The steeper-than-expected fall in wholesale price index (WPI) inflation for February, the fourth consecutive monthly decline, is largely on account of a fall in fuel prices and decline in manufactured products inflation in the face of weak consumer demand.
According to the government data, the WPI inflation fell to -2.06 percent in February from -0.39 percent a month ago. The point not to be missed is that there isn’t any encouraging trend when it comes to food price inflation, which still stay high with a 7.74 percent growth, largely same as the previous month.
The trend in food inflation, a major contributor to the persistently high retail inflation, will have significant say in charting the Reserve Bank of India’s (RBI) policy stance in the approaching months.
Even the consumer price index (CPI) inflation, which is the key price indicator for the central bank, has been inching up in the recent months with a primary contributor to the rise being the food prices.

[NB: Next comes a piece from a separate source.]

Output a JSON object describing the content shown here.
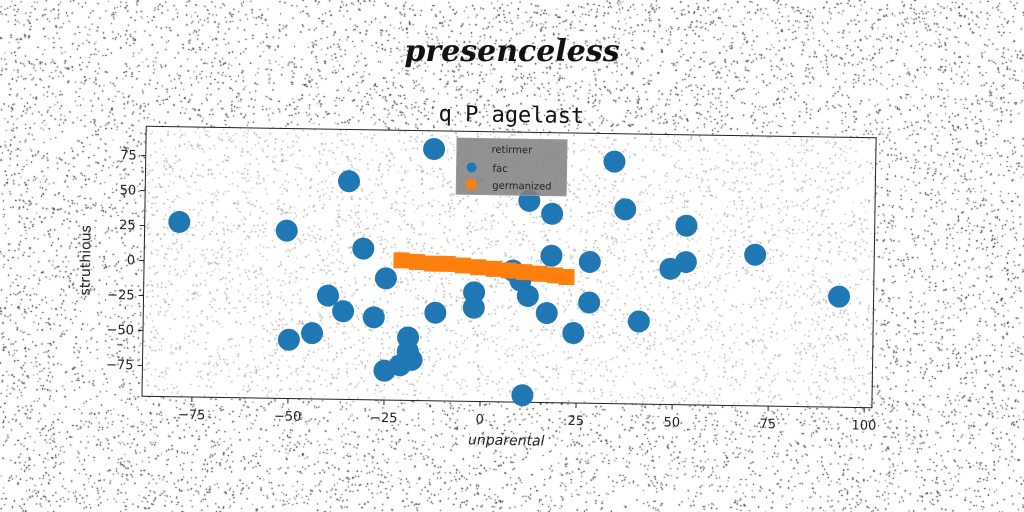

In February, the CPI rose to 5.37 percent from 5.19 percent in January, mainly due to higher food prices. Food and beverages constitute about 46 percent of the retail inflation basket.
Direction of food prices is critical since it tends to go up in summer, and the scene doesn’t look good with the unseasonal rains in February and March that might impact the crop output this year.
Taking a closer look at the WPI internals, fuel prices have played a major role in the February decline in fuel prices. The index for this group has fallen due to lower price of furnace oil (14 percent), aviation turbine fuel and bitumen (13 percent each), high speed diesel (6 percent), petrol (5 percent), kerosene (4 percent) and LPG (3 percent).
As per the data, rate of inflation in LPG, petrol and high speed diesel has been on a decline over the last six months. LPG inflation has declined steadily from 2.83 percent in September 2014 to -8.86 percent in February; petrol from -9.42 percent to 21.35 percent in February and high speed diesel from 10.10 percent to -16.62 percent. Such a sharp fall is duly attributed to the softening of crude prices internationally, which has evidently translated to domestic prices.
Persistently high food prices presumably rule out a rate cut by Raghuram Rajan in the 7 April monetary policy, after two surprise cuts amounting to 50 basis points (bps) so far this year. One bps is one hundredth of a percentage point.
A likely spike in food inflation is something the International Monetary Fund (IMF) too has pointed out as one of the major risk factors to inflation in India, with demand pressures arising out of high government spending being the other.
The RBI, entrusted with an inflation target of 4 percent by fiscal year 2017 under the new monetary policy framework, doesn’t have much control on the supply-side inflation arising out of falling output. This part is something, where, only the government can act.
If food prices play spoil sport in the coming months, Rajan’s job can, and will, become a lot more difficult.